The 18 essays in this collection have been organised around five themes: access to justice, first, in the international context and then in plural legal systems; the link between public interest litigation and access to justice; the relationship between democracy, governance and justice programming; and the developments and obstacles encountered in the implementation of various regional initiatives. And the editors have provided an introduction to each of these segments, apart from the one for the entire group. This methodology has, apart from ensuring that no contribution suffered editorial neglect (because a succinct summary of each essay is given by the editors), rendered the work reader-friendly in the sense that one can easily zero in on the theme of one's interest. However, in opting for the descriptive, the editors have lost an opportunity to interlink the various contributions and meld them into a composite entity. As a consequence, the book remains just a collection of discrete essays.

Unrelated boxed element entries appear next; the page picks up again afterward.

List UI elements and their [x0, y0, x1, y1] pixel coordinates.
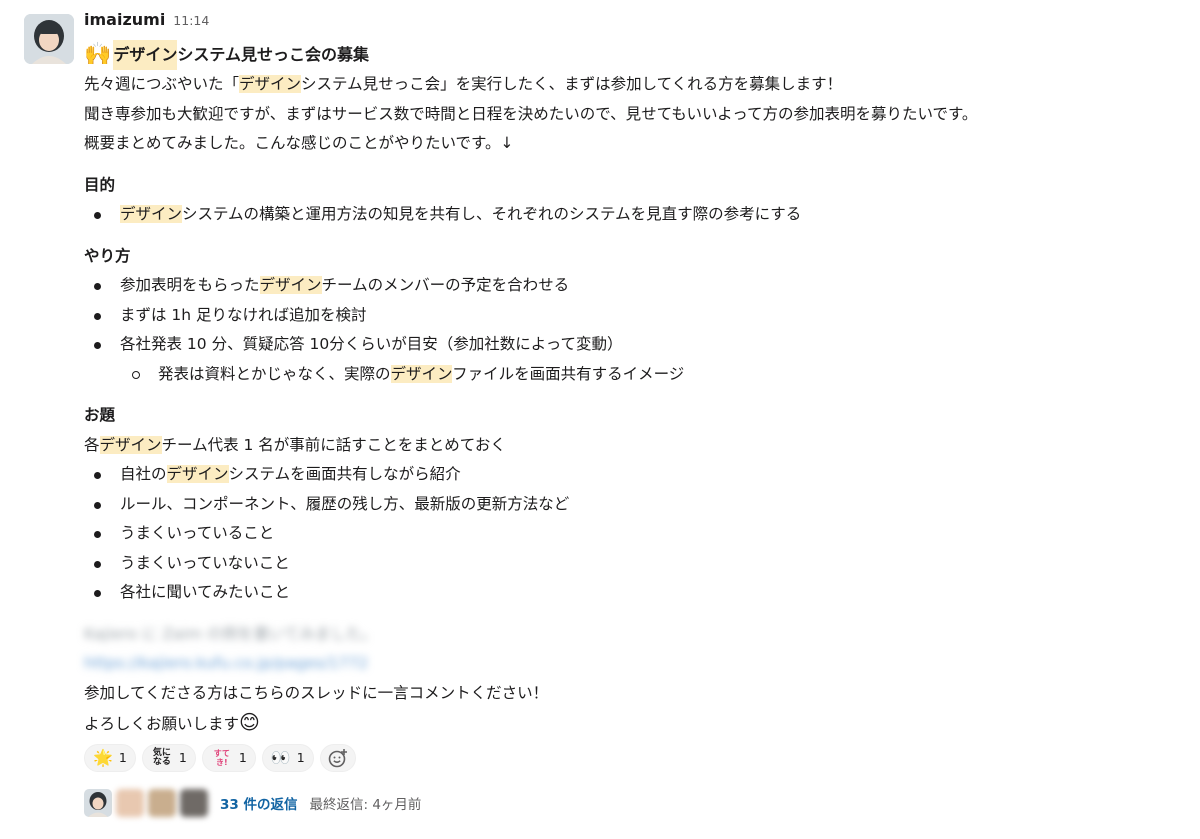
section-heading-topic: お題	[84, 406, 116, 424]
reaction-count: 1	[238, 750, 247, 765]
list-item: 各社発表 10 分、質疑応答 10分くらいが目安（参加社数によって変動）	[84, 330, 1184, 360]
add-reaction-button[interactable]	[319, 743, 356, 772]
add-reaction-icon	[328, 748, 347, 767]
blurred-text: Kajiero に Zaim の例を書いてみました。	[84, 624, 377, 643]
suteki-badge-icon: すてき!	[213, 748, 230, 767]
paragraph: 参加してくださる方はこちらのスレッドに一言コメントください！	[84, 683, 549, 702]
star-icon: 🌟	[93, 747, 113, 767]
eyes-icon: 👀	[270, 747, 291, 767]
title-text: システム見せっこ会の募集	[177, 45, 369, 64]
section-heading-method: やり方	[84, 246, 131, 265]
reaction-suteki[interactable]: すてき! 1	[201, 743, 256, 772]
paragraph: 聞き専参加も大歓迎ですが、まずはサービス数で時間と日程を決めたいので、見せてもい…	[84, 104, 978, 123]
highlight-keyword: デザイン	[390, 364, 453, 383]
list-item: ルール、コンポーネント、履歴の残し方、最新版の更新方法など	[84, 490, 1184, 520]
list-item: 参加表明をもらったデザインチームのメンバーの予定を合わせる	[84, 271, 1184, 301]
reactions-bar: 🌟 1 気に なる 1 すてき! 1 👀 1	[84, 743, 1184, 774]
paragraph: 概要まとめてみました。こんな感じのことがやりたいです。↓	[84, 134, 514, 152]
reaction-kininaru[interactable]: 気に なる 1	[141, 743, 196, 772]
section-heading-purpose: 目的	[84, 175, 116, 194]
paragraph: 先々週につぶやいた「デザインシステム見せっこ会」を実行したく、まずは参加してくれ…	[84, 75, 843, 93]
message-body: imaizumi 11:14 🙌 デザイン システム見せっこ会の募集 先々週につぶ…	[84, 10, 1184, 818]
reaction-count: 1	[178, 750, 187, 765]
user-avatar[interactable]	[24, 14, 74, 64]
list-item: うまくいっていないこと	[84, 549, 1184, 579]
reaction-count: 1	[118, 750, 127, 765]
list-item: 各社に聞いてみたいこと	[84, 578, 1184, 608]
kininaru-badge-icon: 気に なる	[152, 747, 171, 767]
avatar-image	[24, 14, 74, 64]
highlight-keyword: デザイン	[259, 276, 322, 294]
paragraph: よろしくお願いします😊	[84, 710, 260, 734]
thread-replies[interactable]: 33 件の返信 最終返信: 4ヶ月前	[84, 788, 1184, 818]
username[interactable]: imaizumi	[84, 10, 165, 29]
highlight-keyword: デザイン	[120, 205, 183, 223]
blurred-link[interactable]: https://kajiero.kufu.co.jp/pages/1772	[84, 649, 1184, 679]
reaction-count: 1	[296, 750, 305, 765]
reply-avatar	[180, 788, 208, 817]
raised-hands-icon: 🙌	[84, 42, 112, 67]
list-item: 自社のデザインシステムを画面共有しながら紹介	[84, 460, 1184, 490]
reply-avatar	[148, 788, 176, 817]
reply-count-link[interactable]: 33 件の返信	[220, 793, 298, 813]
message-title: 🙌 デザイン システム見せっこ会の募集	[84, 40, 1184, 70]
reply-avatar	[116, 788, 144, 817]
list-item-nested: 発表は資料とかじゃなく、実際のデザインファイルを画面共有するイメージ	[84, 360, 1184, 390]
highlight-keyword: デザイン	[239, 75, 302, 93]
highlight-keyword: デザイン	[113, 40, 178, 70]
reaction-eyes[interactable]: 👀 1	[261, 743, 314, 772]
smile-icon: 😊	[239, 710, 260, 734]
highlight-keyword: デザイン	[99, 435, 162, 454]
list-item: まずは 1h 足りなければ追加を検討	[84, 301, 1184, 331]
last-reply-time: 最終返信: 4ヶ月前	[309, 796, 422, 813]
highlight-keyword: デザイン	[166, 465, 229, 483]
reply-avatar	[84, 788, 112, 817]
reaction-star[interactable]: 🌟 1	[84, 743, 136, 772]
paragraph: 各デザインチーム代表 1 名が事前に話すことをまとめておく	[84, 435, 506, 454]
list-item: デザインシステムの構築と運用方法の知見を共有し、それぞれのシステムを見直す際の参…	[84, 200, 1184, 230]
timestamp[interactable]: 11:14	[173, 13, 209, 28]
list-item: うまくいっていること	[84, 519, 1184, 549]
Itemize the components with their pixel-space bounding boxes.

The book is truly a mine of information on the state of justice in various countries in Africa, Asia, Latin America, the Middle East, and the Central and Eastern Europe. In some cases, these rich descriptions are accompanied by a deep analysis. For example, the piece by Geof Budlender is a fascinating analysis of how, in South Africa, public interest lawyering combined with work at the level of the public interest movement and subverted an unjust system. Jill Cotterell and Yash Ghai point to the difficulties of using the Constitution as an instrument of empowerment in Kenya, where large sections of the people are poor and marginalised. And Upendra Baxi provides the overarching conceptual framework to these country-wise descriptions by bringing out the multiple connotations of globalisation and the resultant interplay between neo-liberalism and access to justice.

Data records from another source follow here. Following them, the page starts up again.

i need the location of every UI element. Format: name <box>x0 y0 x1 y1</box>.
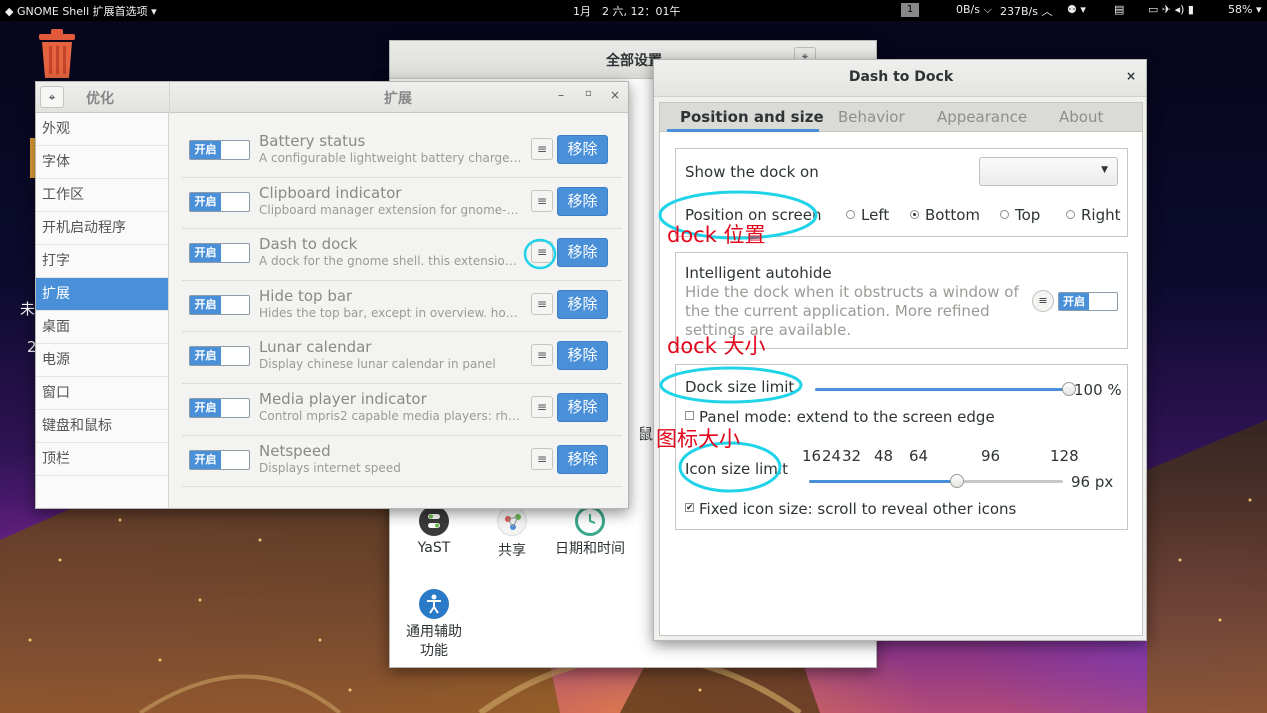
annotation-dock-position: dock 位置 <box>667 223 766 247</box>
annotation-dock-size: dock 大小 <box>667 334 766 358</box>
annotation-layer <box>523 190 818 493</box>
highlight-dock-size <box>659 366 803 404</box>
annotation-icon-size: 图标大小 <box>656 427 740 451</box>
highlight-dash-to-dock-settings <box>523 238 557 270</box>
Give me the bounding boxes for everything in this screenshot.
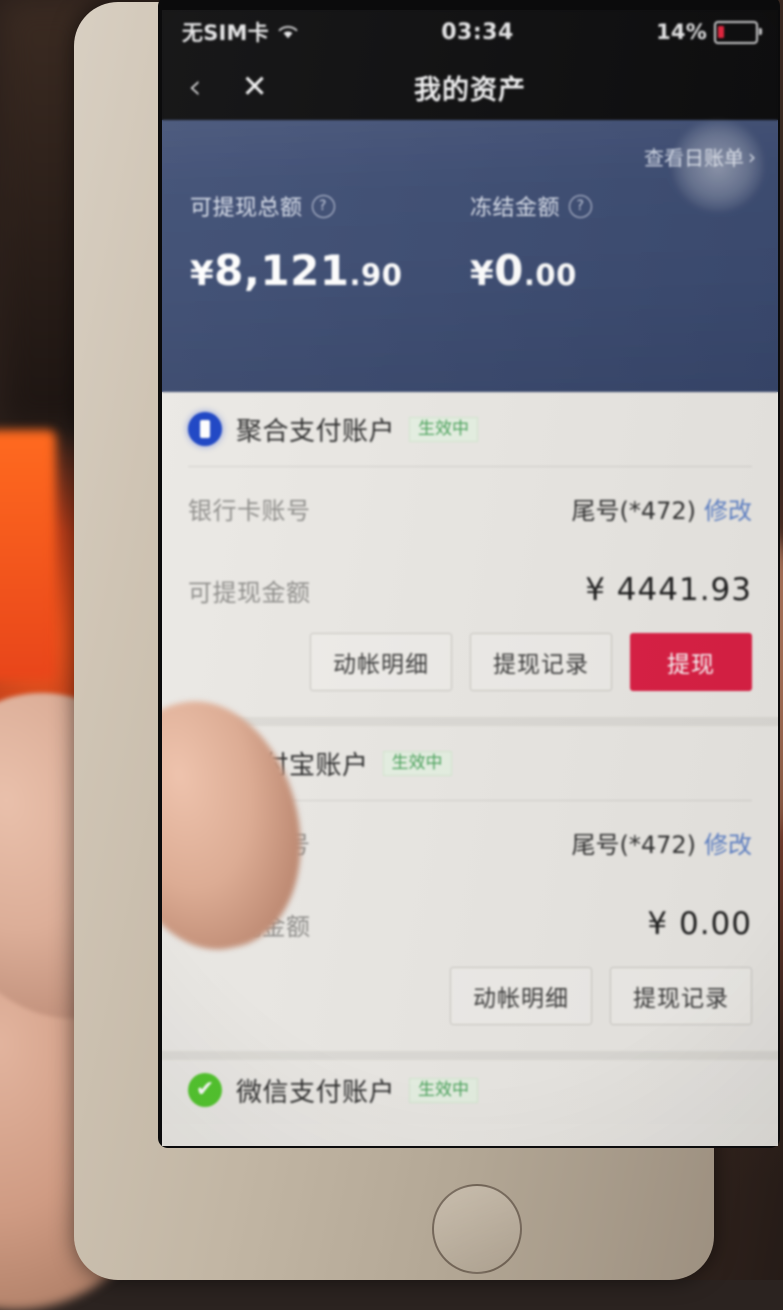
amount-decimals: .00	[523, 258, 577, 292]
chevron-right-icon: ›	[748, 144, 756, 169]
view-daily-bill-link[interactable]: 查看日账单 ›	[644, 142, 756, 171]
withdrawable-amount-row: 可提现金额 ¥ 4441.93	[188, 549, 752, 631]
account-card-actions: 动帐明细 提现记录	[188, 965, 752, 1051]
withdraw-button[interactable]: 提现	[630, 633, 752, 691]
phone-device: 无SIM卡 03:34 14% ‹ ✕ 我的资产 查看日账单 › 可提现总额 ?…	[74, 0, 780, 1280]
account-card-aggregate: 聚合支付账户 生效中 银行卡账号 尾号(*472) 修改 可提现金额 ¥ 4441…	[162, 392, 778, 717]
withdrawable-total-label: 可提现总额	[190, 196, 303, 221]
account-card-header: 支 支付宝账户 生效中	[188, 726, 752, 800]
account-card-list: 聚合支付账户 生效中 银行卡账号 尾号(*472) 修改 可提现金额 ¥ 4441…	[162, 392, 778, 1124]
account-card-actions: 动帐明细 提现记录 提现	[188, 631, 752, 717]
carrier-label: 无SIM卡	[182, 21, 269, 45]
account-name: 支付宝账户	[236, 750, 369, 781]
home-button[interactable]	[432, 1184, 522, 1274]
transaction-details-button[interactable]: 动帐明细	[450, 967, 592, 1025]
status-badge: 生效中	[409, 1077, 479, 1103]
currency-symbol: ¥	[190, 254, 215, 294]
withdrawable-amount-value: ¥ 0.00	[647, 906, 752, 942]
withdrawable-amount-value: ¥ 4441.93	[585, 572, 752, 608]
phone-screen: 无SIM卡 03:34 14% ‹ ✕ 我的资产 查看日账单 › 可提现总额 ?…	[162, 10, 778, 1146]
battery-fill	[718, 26, 724, 38]
wifi-icon	[278, 25, 298, 39]
bank-card-row: 银行卡账号 尾号(*472) 修改	[188, 801, 752, 883]
view-daily-bill-label: 查看日账单	[644, 146, 744, 170]
withdrawable-total-stat: 可提现总额 ? ¥8,121.90	[190, 190, 470, 295]
balance-summary-header: 查看日账单 › 可提现总额 ? ¥8,121.90 冻结金额 ? ¥0.00	[162, 120, 778, 392]
aggregate-pay-icon	[188, 412, 222, 446]
frozen-amount-stat: 冻结金额 ? ¥0.00	[470, 190, 750, 295]
withdraw-records-button[interactable]: 提现记录	[470, 633, 612, 691]
alipay-icon: 支	[188, 746, 222, 780]
battery-percent-label: 14%	[656, 20, 707, 44]
status-bar: 无SIM卡 03:34 14%	[162, 10, 778, 54]
amount-integer: 8,121	[214, 246, 350, 295]
bank-card-label: 银行卡账号	[188, 496, 311, 525]
withdrawable-total-value: ¥8,121.90	[190, 246, 470, 295]
frozen-amount-value: ¥0.00	[470, 246, 750, 295]
bank-card-suffix: 尾号(*472)	[571, 830, 696, 859]
status-bar-right: 14%	[656, 20, 762, 44]
navigation-bar: ‹ ✕ 我的资产	[162, 54, 778, 120]
background-orange-object	[0, 430, 56, 680]
help-icon[interactable]: ?	[569, 194, 593, 218]
bank-card-suffix: 尾号(*472)	[571, 496, 696, 525]
bank-card-value-group: 尾号(*472) 修改	[571, 825, 752, 860]
frozen-amount-label-row: 冻结金额 ?	[470, 190, 750, 222]
withdraw-records-button[interactable]: 提现记录	[610, 967, 752, 1025]
status-badge: 生效中	[409, 416, 479, 442]
back-icon[interactable]: ‹	[188, 70, 202, 104]
withdrawable-total-label-row: 可提现总额 ?	[190, 190, 470, 222]
withdrawable-amount-label: 可提现金额	[188, 912, 311, 941]
bank-card-label: 银行卡账号	[188, 830, 311, 859]
account-name: 聚合支付账户	[236, 416, 396, 447]
help-icon[interactable]: ?	[311, 194, 335, 218]
currency-symbol: ¥	[470, 254, 495, 294]
withdrawable-amount-label: 可提现金额	[188, 578, 311, 607]
account-name: 微信支付账户	[236, 1077, 396, 1108]
amount-integer: 0	[494, 246, 524, 295]
edit-bank-card-link[interactable]: 修改	[704, 497, 752, 525]
close-icon[interactable]: ✕	[242, 71, 268, 103]
frozen-amount-label: 冻结金额	[470, 196, 561, 221]
transaction-details-button[interactable]: 动帐明细	[310, 633, 452, 691]
account-card-header: 聚合支付账户 生效中	[188, 392, 752, 466]
account-card-alipay: 支 支付宝账户 生效中 银行卡账号 尾号(*472) 修改 可提现金额 ¥ 0.0…	[162, 726, 778, 1051]
withdrawable-amount-row: 可提现金额 ¥ 0.00	[188, 883, 752, 965]
status-badge: 生效中	[382, 750, 452, 776]
wechat-pay-icon: ✔	[188, 1073, 222, 1107]
bank-card-row: 银行卡账号 尾号(*472) 修改	[188, 467, 752, 549]
amount-decimals: .90	[349, 258, 403, 292]
account-card-header: ✔ 微信支付账户 生效中	[188, 1060, 752, 1120]
account-card-wechat: ✔ 微信支付账户 生效中	[162, 1060, 778, 1124]
status-bar-left: 无SIM卡	[182, 17, 299, 47]
edit-bank-card-link[interactable]: 修改	[704, 831, 752, 859]
status-bar-clock: 03:34	[441, 19, 514, 45]
bank-card-value-group: 尾号(*472) 修改	[571, 491, 752, 526]
battery-icon	[714, 20, 762, 44]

Since authentic information must come ahead of analysis, the material provided in the book can form the basis for a comparative study and assessment of developments vis-à-vis access to justice in India. Thus, for example, the liberalisation of locus standi, a precursor to the concept of ‘public interest litigation' (PIL), has come to be regarded as ‘routine.' Both the legal profession and the lay people have ceased to appreciate the radical import of this development. In order to continue reflecting on legitimate liberalisation, it may be appropriate to keep examining the purpose of the standing rule and to study case law where the refusal to liberalise is manifestly unjust. The essay on ‘PIL in Nigeria' provides umpteen such examples.

Relevance

In India, the colonial lineage of the legal system provokes questions about its relevance to the poor and the dispossessed who neither understand the language nor the practice of the courts. This situation often causes people to hark back to institutions of community justice. Such nostalgia is far from uniform on account of the sexist and casteist decisions that are pronounced by many an institution of the non-state legal system. The need to adopt a nuanced approach is ably brought home by Julio Faundez, who in his analysis of the community justice institutions in rural Peru exposes the limitations of that system and also explains how it often helps in restoring people's faith in a political system. That there is no right without a remedy is a clichéd proposition of rights jurisprudence. The 13th Finance Commission has earmarked Rs.5,000 crore during the five-year period, 2010-15, for improving the justice delivery system. If this allocation is to yield the intended result, it is imperative that those involved in drawing up action plans stop recycling worn-out ideas and come up with something fresh and innovative. This book could be of great assistance in such a reform process.

JUSTICE FOR THE POOR — Perspectives on Accelerating Access: Edited by Ayesha Kadwani Dass and Gita Honwana Wench; Oxford University Press, YMCA Library Building, Jai Singh Road, New Delhi-110001. Rs. 895.